27 Pages Posted: 23 Aug 2012
Date Written: August 23, 2012
Abstract
Privilege law is arguably the most important doctrinal area in the law of evidence. Most evidentiary doctrines relate primarily to the courts’ institutional concerns about the reliability of the evidence that the trier of fact relies on. In contrast, privileges impact extrinsic social policy such as out-of-court interactions between spouses and attorneys and their clients. It is no accident that since the adoption of the Federal Rules of Evidence in 1975, the Supreme Court has handed down more decisions relating to privilege law than concerning any other part of the Federal Rules.
In particular, in recent years the topic of privilege waivers has garnered a good deal of attention. In 2008, Congress enacted Federal Rule of Evidence 502 governing waivers in federal court. There was a split of authority over the question of whether the inadvertent production of privileged material during pretrial discovery effected a waiver of the privilege. Litigants had begun to spend enormous sums of money on pre-production privilege reviews. In order to reduce that cost, Congress intervened and prescribed a general rule that inadvertent production does not result in a waiver.
Although Rule 502 largely resolved one waiver issue, another dispute is ongoing. That dispute relates to another pretrial context, that is, business negotiations. In the past, when a waiver occurred, the courts applied the subject matter waiver rule: The scope of the waiver not only included the disclosed information but also extended to other communications relevant to the same subject matter. The rule seemed to apply to waivers during pretrial business negotiations as well as waivers occurring during litigation.

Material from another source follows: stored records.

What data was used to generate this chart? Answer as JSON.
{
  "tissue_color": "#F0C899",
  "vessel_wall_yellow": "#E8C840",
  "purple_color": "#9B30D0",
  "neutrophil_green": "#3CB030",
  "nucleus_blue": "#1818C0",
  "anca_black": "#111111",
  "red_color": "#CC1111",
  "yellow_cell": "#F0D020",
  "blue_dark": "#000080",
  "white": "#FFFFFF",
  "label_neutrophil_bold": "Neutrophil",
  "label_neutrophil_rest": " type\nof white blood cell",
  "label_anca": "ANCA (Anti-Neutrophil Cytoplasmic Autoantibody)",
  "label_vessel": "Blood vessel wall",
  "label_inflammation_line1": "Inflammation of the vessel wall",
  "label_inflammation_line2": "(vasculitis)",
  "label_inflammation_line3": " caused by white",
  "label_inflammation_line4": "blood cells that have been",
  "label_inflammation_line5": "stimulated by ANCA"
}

However, in recent years several courts have refused to apply the subject matter waiver rule to extrajudicial waivers during business negotiation. They have advanced several arguments to justify their refusal. To begin with, they have noted several supposed distinctions between the negotiation and litigation settings. More importantly, they have asserted that the application of the subject matter waiver rule to the negotiation context will pressure clients to instruct their attorneys not to participate in negotiations.
The thesis of this article is that the arguments against extending the subject matter waiver rule to the negotiation settling are flawed. Part II of the enclosed article examines the supposed distinctions between the negotiation and litigation settings and finds that they are largely illusory. Part II then turns to the prediction that the extension of the rule to business negotiations will drive attorneys from the bargaining table. Part II demonstrates that the prediction rests on fundamental misconceptions about the concept of “communication” in privilege law. Part II concludes that the argument underlying the prediction is “exactly backwards.”
This issue is of obvious importance to attorneys litigating waiver issues. However, the issue is of even greater importance to transactional attorneys who for decades have played an important role in their clients’ business negotiations.